The Royal College of Pathologists has responded to The Health Foundation’s NHS Productivity Commission call for evidence, highlighting pathology’s central role in patient care and proposing four practical reforms to unlock efficiency and resilience.
The NHS Productivity Commission is seeking to provide evidence and solutions to boost NHS productivity over the next decade. The Commission will do this by drawing on experience and insights from the NHS, the wider economy and health systems in other countries – it is currently inviting responses to a call for evidence to understand how NHS productivity could be improved.
The Commission defines ‘NHS productivity’ as the health value created for every pound invested in the health service. This is partly about using resources efficiently; but it also recognises value is about more than just activity – it’s about improving outcomes, such as health, wellbeing and patient experience.

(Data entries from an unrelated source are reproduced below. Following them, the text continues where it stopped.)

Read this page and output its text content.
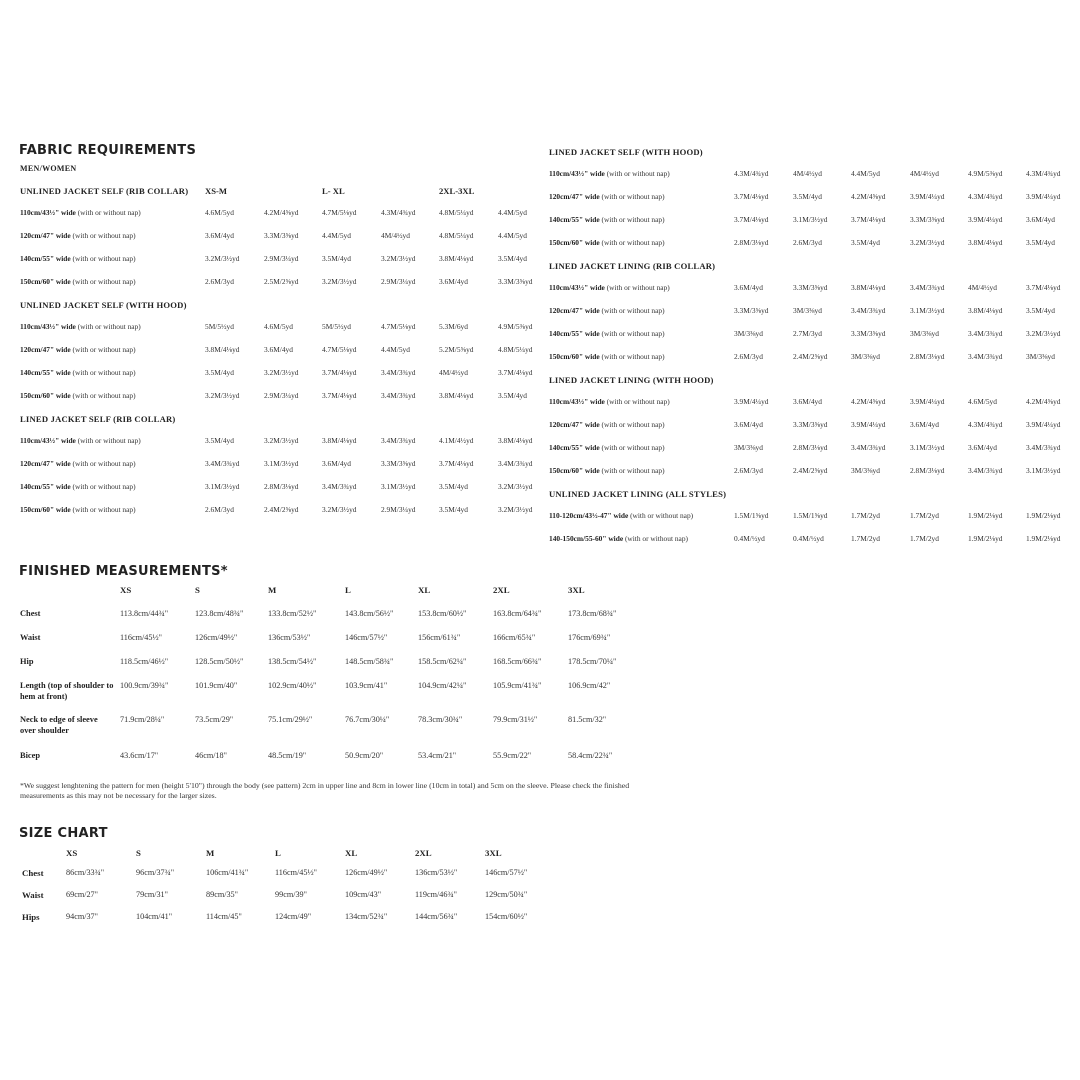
FABRIC REQUIREMENTS
MEN/WOMEN
XS-M	L- XL	2XL-3XL
UNLINED JACKET SELF (RIB COLLAR)
110cm/43½" wide (with or without nap)	4.6M/5yd	4.2M/4⅝yd	4.7M/5⅛yd	4.3M/4¾yd	4.8M/5¼yd	4.4M/5yd
120cm/47" wide (with or without nap)	3.6M/4yd	3.3M/3⅝yd	4.4M/5yd	4M/4½yd	4.8M/5¼yd	4.4M/5yd
140cm/55" wide (with or without nap)	3.2M/3½yd	2.9M/3¼yd	3.5M/4yd	3.2M/3½yd	3.8M/4⅛yd	3.5M/4yd
150cm/60" wide (with or without nap)	2.6M/3yd	2.5M/2⅝yd	3.2M/3½yd	2.9M/3¼yd	3.6M/4yd	3.3M/3⅝yd
UNLINED JACKET SELF (WITH HOOD)
110cm/43½" wide (with or without nap)	5M/5½yd	4.6M/5yd	5M/5½yd	4.7M/5⅛yd	5.3M/6yd	4.9M/5⅜yd
120cm/47" wide (with or without nap)	3.8M/4⅛yd	3.6M/4yd	4.7M/5⅛yd	4.4M/5yd	5.2M/5⅝yd	4.8M/5¼yd
140cm/55" wide (with or without nap)	3.5M/4yd	3.2M/3½yd	3.7M/4⅛yd	3.4M/3¾yd	4M/4½yd	3.7M/4⅛yd
150cm/60" wide (with or without nap)	3.2M/3½yd	2.9M/3¼yd	3.7M/4⅛yd	3.4M/3¾yd	3.8M/4⅛yd	3.5M/4yd
LINED JACKET SELF (RIB COLLAR)
110cm/43½" wide (with or without nap)	3.5M/4yd	3.2M/3½yd	3.8M/4⅛yd	3.4M/3¾yd	4.1M/4½yd	3.8M/4⅛yd
120cm/47" wide (with or without nap)	3.4M/3¾yd	3.1M/3½yd	3.6M/4yd	3.3M/3⅝yd	3.7M/4⅛yd	3.4M/3¾yd
140cm/55" wide (with or without nap)	3.1M/3½yd	2.8M/3⅛yd	3.4M/3¾yd	3.1M/3½yd	3.5M/4yd	3.2M/3½yd
150cm/60" wide (with or without nap)	2.6M/3yd	2.4M/2⅝yd	3.2M/3½yd	2.9M/3¼yd	3.5M/4yd	3.2M/3½yd
LINED JACKET SELF (WITH HOOD)
110cm/43½" wide (with or without nap)	4.3M/4¾yd	4M/4½yd	4.4M/5yd	4M/4½yd	4.9M/5⅜yd	4.3M/4¾yd
120cm/47" wide (with or without nap)	3.7M/4⅛yd	3.5M/4yd	4.2M/4⅝yd	3.9M/4¼yd	4.3M/4¾yd	3.9M/4¼yd
140cm/55" wide (with or without nap)	3.7M/4⅛yd	3.1M/3½yd	3.7M/4⅛yd	3.3M/3⅝yd	3.9M/4¼yd	3.6M/4yd
150cm/60" wide (with or without nap)	2.8M/3⅛yd	2.6M/3yd	3.5M/4yd	3.2M/3½yd	3.8M/4⅛yd	3.5M/4yd
LINED JACKET LINING (RIB COLLAR)
110cm/43½" wide (with or without nap)	3.6M/4yd	3.3M/3⅝yd	3.8M/4⅛yd	3.4M/3¾yd	4M/4½yd	3.7M/4⅛yd
120cm/47" wide (with or without nap)	3.3M/3⅝yd	3M/3⅜yd	3.4M/3¾yd	3.1M/3½yd	3.8M/4⅛yd	3.5M/4yd
140cm/55" wide (with or without nap)	3M/3⅜yd	2.7M/3yd	3.3M/3⅝yd	3M/3⅜yd	3.4M/3¾yd	3.2M/3½yd
150cm/60" wide (with or without nap)	2.6M/3yd	2.4M/2⅝yd	3M/3⅜yd	2.8M/3⅛yd	3.4M/3¾yd	3M/3⅜yd
LINED JACKET LINING (WITH HOOD)
110cm/43½" wide (with or without nap)	3.9M/4¼yd	3.6M/4yd	4.2M/4⅝yd	3.9M/4¼yd	4.6M/5yd	4.2M/4⅝yd
120cm/47" wide (with or without nap)	3.6M/4yd	3.3M/3⅝yd	3.9M/4¼yd	3.6M/4yd	4.3M/4¾yd	3.9M/4¼yd
140cm/55" wide (with or without nap)	3M/3⅜yd	2.8M/3⅛yd	3.4M/3¾yd	3.1M/3½yd	3.6M/4yd	3.4M/3¾yd
150cm/60" wide (with or without nap)	2.6M/3yd	2.4M/2⅝yd	3M/3⅜yd	2.8M/3⅛yd	3.4M/3¾yd	3.1M/3½yd
UNLINED JACKET LINING (ALL STYLES)
110-120cm/43½-47" wide (with or without nap)	1.5M/1⅝yd	1.5M/1⅝yd	1.7M/2yd	1.7M/2yd	1.9M/2⅛yd	1.9M/2⅛yd
140-150cm/55-60" wide (with or without nap)	0.4M/½yd	0.4M/½yd	1.7M/2yd	1.7M/2yd	1.9M/2⅛yd	1.9M/2⅛yd
FINISHED MEASUREMENTS*
XS	S	M	L	XL	2XL	3XL
Chest	113.8cm/44¾"	123.8cm/48¾"	133.8cm/52½"	143.8cm/56½"	153.8cm/60½"	163.8cm/64¾"	173.8cm/68¾"
Waist	116cm/45½"	126cm/49½"	136cm/53½"	146cm/57½"	156cm/61¾"	166cm/65¾"	176cm/69¾"
Hip	118.5cm/46½"	128.5cm/50½"	138.5cm/54½"	148.5cm/58¾"	158.5cm/62¼"	168.5cm/66¾"	178.5cm/70¼"
Length (top of shoulder to hem at front)
100.9cm/39¾"	101.9cm/40"	102.9cm/40½"	103.9cm/41"	104.9cm/42¼"	105.9cm/41¾"	106.9cm/42"
Neck to edge of sleeve over shoulder
71.9cm/28¼"	73.5cm/29"	75.1cm/29½"	76.7cm/30¼"	78.3cm/30¾"	79.9cm/31½"	81.5cm/32"
Bicep	43.6cm/17"	46cm/18"	48.5cm/19"	50.9cm/20"	53.4cm/21"	55.9cm/22"	58.4cm/22¾"
*We suggest lenghtening the pattern for men (height 5'10") through the body (see pattern) 2cm in upper line and 8cm in lower line (10cm in total) and 5cm on the sleeve. Please check the finished measurements as this may not be necessary for the larger sizes.
SIZE CHART
XS	S	M	L	XL	2XL	3XL
Chest	86cm/33¾"	96cm/37¾"	106cm/41¾"	116cm/45½"	126cm/49½"	136cm/53½"	146cm/57½"
Waist	69cm/27"	79cm/31"	89cm/35"	99cm/39"	109cm/43"	119cm/46¾"	129cm/50¾"
Hips	94cm/37"	104cm/41"	114cm/45"	124cm/49"	134cm/52¾"	144cm/56¾"	154cm/60½"
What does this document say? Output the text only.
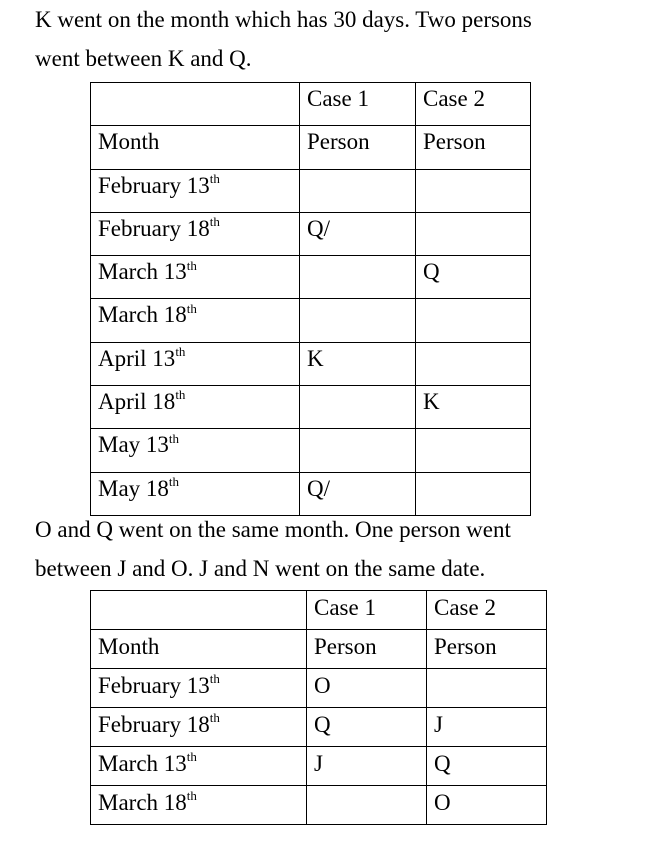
K went on the month which has 30 days. Two persons
went between K and Q.

	Case 1	Case 2
Month	Person	Person
February 13th		
February 18th	Q/	
March 13th		Q
March 18th		
April 13th	K	
April 18th		K
May 13th		
May 18th	Q/	

O and Q went on the same month. One person went
between J and O. J and N went on the same date.

	Case 1	Case 2
Month	Person	Person
February 13th	O	
February 18th	Q	J
March 13th	J	Q
March 18th		O
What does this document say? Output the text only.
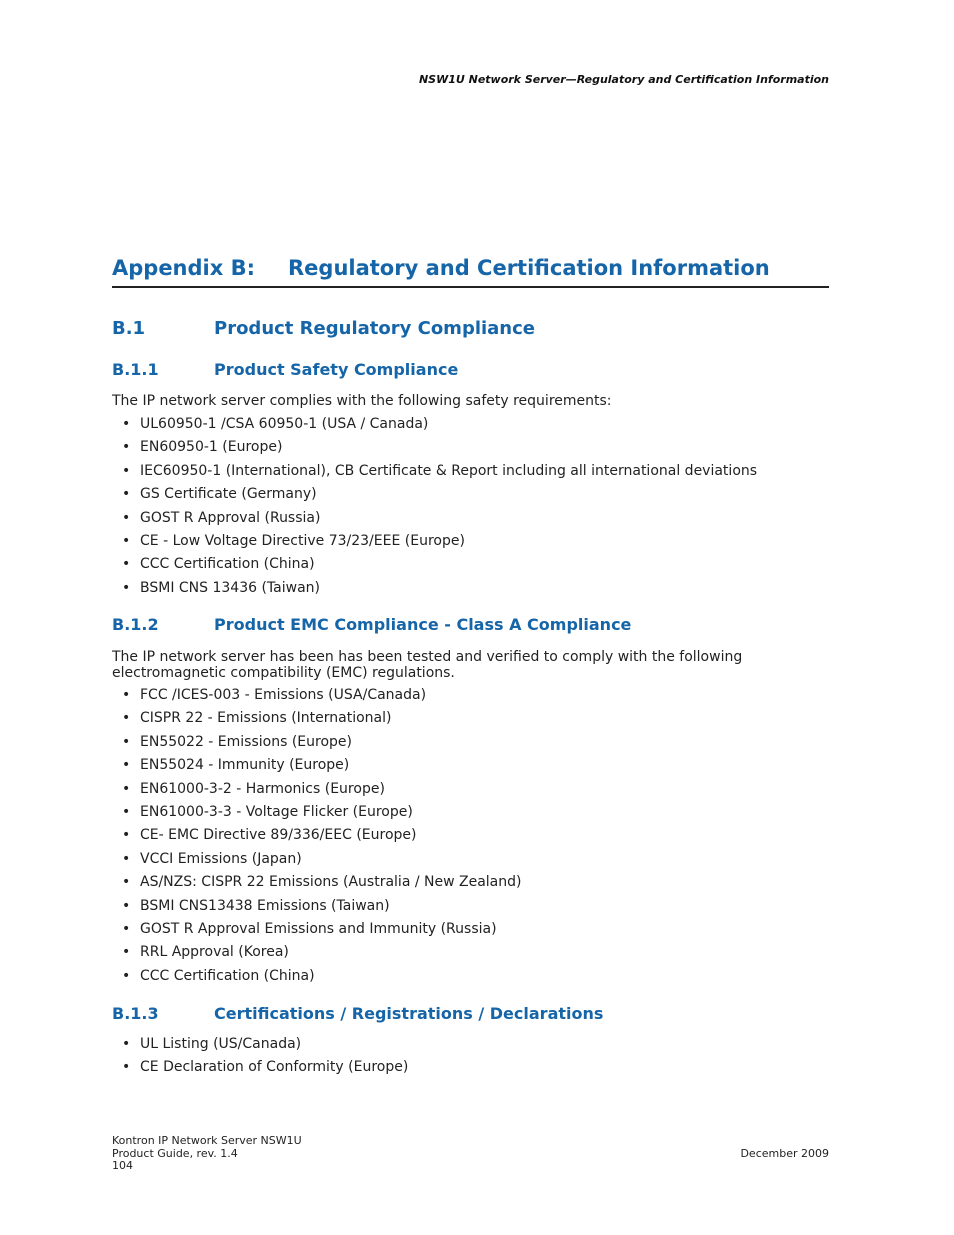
NSW1U Network Server—Regulatory and Certification Information
Appendix B: Regulatory and Certification Information
B.1	Product Regulatory Compliance
B.1.1	Product Safety Compliance
The IP network server complies with the following safety requirements:
• UL60950-1 /CSA 60950-1 (USA / Canada)
• EN60950-1 (Europe)
• IEC60950-1 (International), CB Certificate & Report including all international deviations
• GS Certificate (Germany)
• GOST R Approval (Russia)
• CE - Low Voltage Directive 73/23/EEE (Europe)
• CCC Certification (China)
• BSMI CNS 13436 (Taiwan)
B.1.2	Product EMC Compliance - Class A Compliance
The IP network server has been has been tested and verified to comply with the following
electromagnetic compatibility (EMC) regulations.
• FCC /ICES-003 - Emissions (USA/Canada)
• CISPR 22 - Emissions (International)
• EN55022 - Emissions (Europe)
• EN55024 - Immunity (Europe)
• EN61000-3-2 - Harmonics (Europe)
• EN61000-3-3 - Voltage Flicker (Europe)
• CE- EMC Directive 89/336/EEC (Europe)
• VCCI Emissions (Japan)
• AS/NZS: CISPR 22 Emissions (Australia / New Zealand)
• BSMI CNS13438 Emissions (Taiwan)
• GOST R Approval Emissions and Immunity (Russia)
• RRL Approval (Korea)
• CCC Certification (China)
B.1.3	Certifications / Registrations / Declarations
• UL Listing (US/Canada)
• CE Declaration of Conformity (Europe)
Kontron IP Network Server NSW1U
Product Guide, rev. 1.4
104
December 2009
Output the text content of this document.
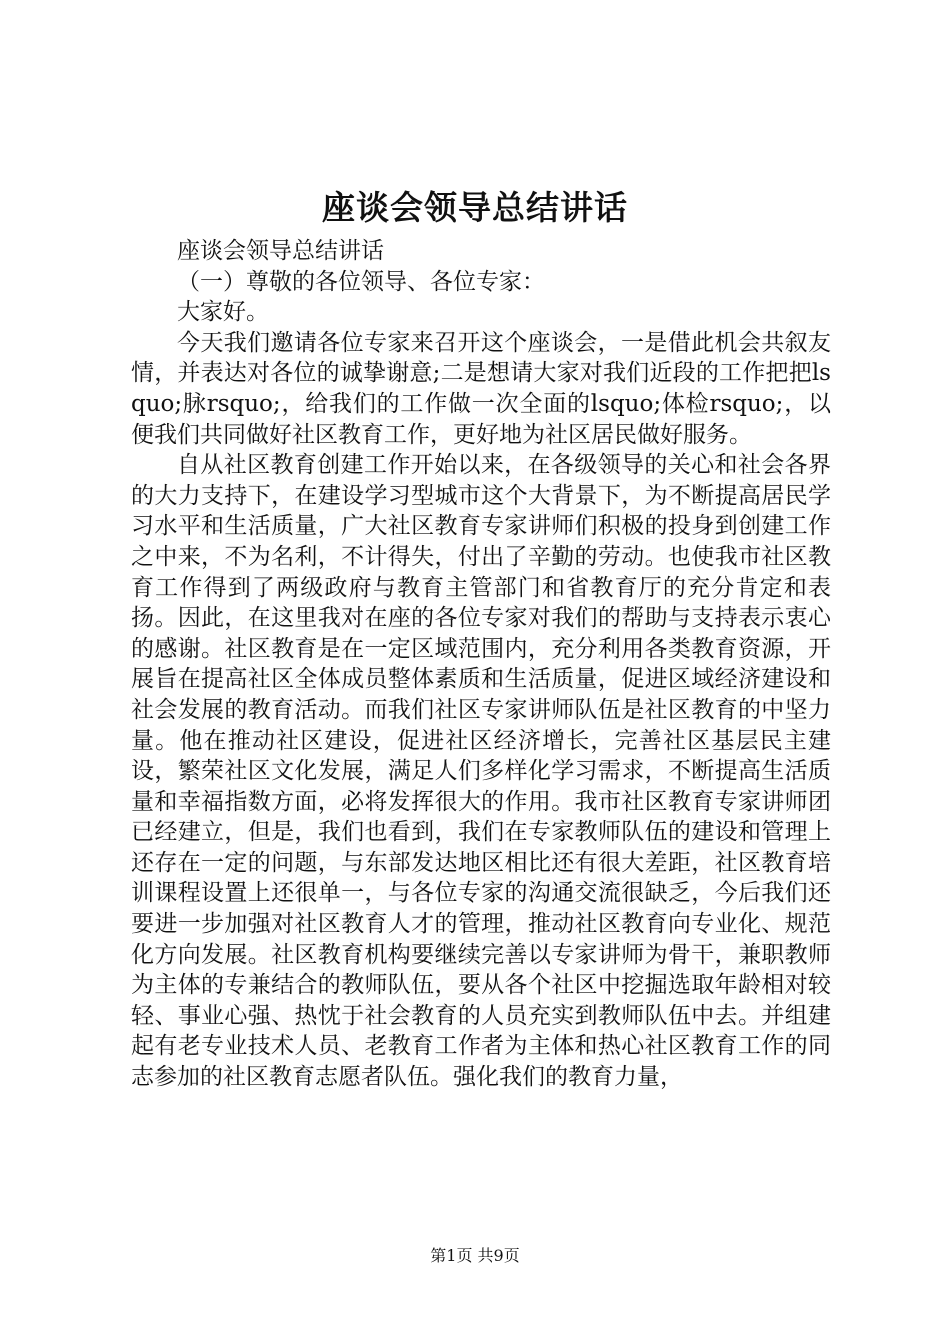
座谈会领导总结讲话

座谈会领导总结讲话

（一）尊敬的各位领导、各位专家：

大家好。

今天我们邀请各位专家来召开这个座谈会，一是借此机会共叙友情，并表达对各位的诚挚谢意;二是想请大家对我们近段的工作把把lsquo;脉rsquo;，给我们的工作做一次全面的lsquo;体检rsquo;，以便我们共同做好社区教育工作，更好地为社区居民做好服务。

自从社区教育创建工作开始以来，在各级领导的关心和社会各界的大力支持下，在建设学习型城市这个大背景下，为不断提高居民学习水平和生活质量，广大社区教育专家讲师们积极的投身到创建工作之中来，不为名利，不计得失，付出了辛勤的劳动。也使我市社区教育工作得到了两级政府与教育主管部门和省教育厅的充分肯定和表扬。因此，在这里我对在座的各位专家对我们的帮助与支持表示衷心的感谢。社区教育是在一定区域范围内，充分利用各类教育资源，开展旨在提高社区全体成员整体素质和生活质量，促进区域经济建设和社会发展的教育活动。而我们社区专家讲师队伍是社区教育的中坚力量。他在推动社区建设，促进社区经济增长，完善社区基层民主建设，繁荣社区文化发展，满足人们多样化学习需求，不断提高生活质量和幸福指数方面，必将发挥很大的作用。我市社区教育专家讲师团已经建立，但是，我们也看到，我们在专家教师队伍的建设和管理上还存在一定的问题，与东部发达地区相比还有很大差距，社区教育培训课程设置上还很单一，与各位专家的沟通交流很缺乏，今后我们还要进一步加强对社区教育人才的管理，推动社区教育向专业化、规范化方向发展。社区教育机构要继续完善以专家讲师为骨干，兼职教师为主体的专兼结合的教师队伍，要从各个社区中挖掘选取年龄相对较轻、事业心强、热忱于社会教育的人员充实到教师队伍中去。并组建起有老专业技术人员、老教育工作者为主体和热心社区教育工作的同志参加的社区教育志愿者队伍。强化我们的教育力量，

第1页 共9页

The Commission’s work is organised around four ‘drivers’ of productivity:
- Workforce: the people who support care delivery
- Capital: the buildings, equipment and digital infrastructure
- Technology and innovation: the adoption, implementation and spread of technologies
- Transformation: the things that enable the system to work more efficiently, including leadership and management, coordination and governance.
As part of its submission to the commission, RCPath has highlighted that modernising pathology services through digital innovation, workforce planning, and better system design is critical to improving productivity and patient outcomes.
The four reforms proposed by the College are:
- National digital pathology strategy with central funding: evidence shows capital investment in IT infrastructure - such as scanners – as well as investment in workforce capacity to upskill in using digital pathology can lead to significant efficiency gains via remote reporting, faster diagnoses and equitable access. A national strategy is needed with central investment that allows for local adoption to best meet patient needs.
- Interoperability of Laboratory Information Management Systems (LIMS): upgrading of LIMS to help eliminate delays, duplication and data silos is essential for integration with electronic patient records and prescribing platforms to improve continuity of care and enable innovation.
- Diagnostic stewardship: embedding pathologist-led oversight will help ensure clinically justified testing, reduce low value requests and manage risks associated with direct-to-consumer testing. Integrating stewardship into digital systems will assist in managing demand and support antimicrobial resistance strategies.
- Dedicated workforce planning for pathology: fragmented data and lack of visibility of the critical relevance of pathology specialties to future health care plans has led to underinvestment – threatening service resilience. National evidence-based workforce planning that aligns staffing with demand is essential to reduce bottlenecks and improve productivity.
Without investment in pathology digital infrastructure and innovation, interoperability, stewardship, and workforce planning, the NHS risks continued bottlenecks, delays, and inefficiencies. These reforms offer a real opportunity for faster diagnoses, better patient outcomes and long-term cost savings.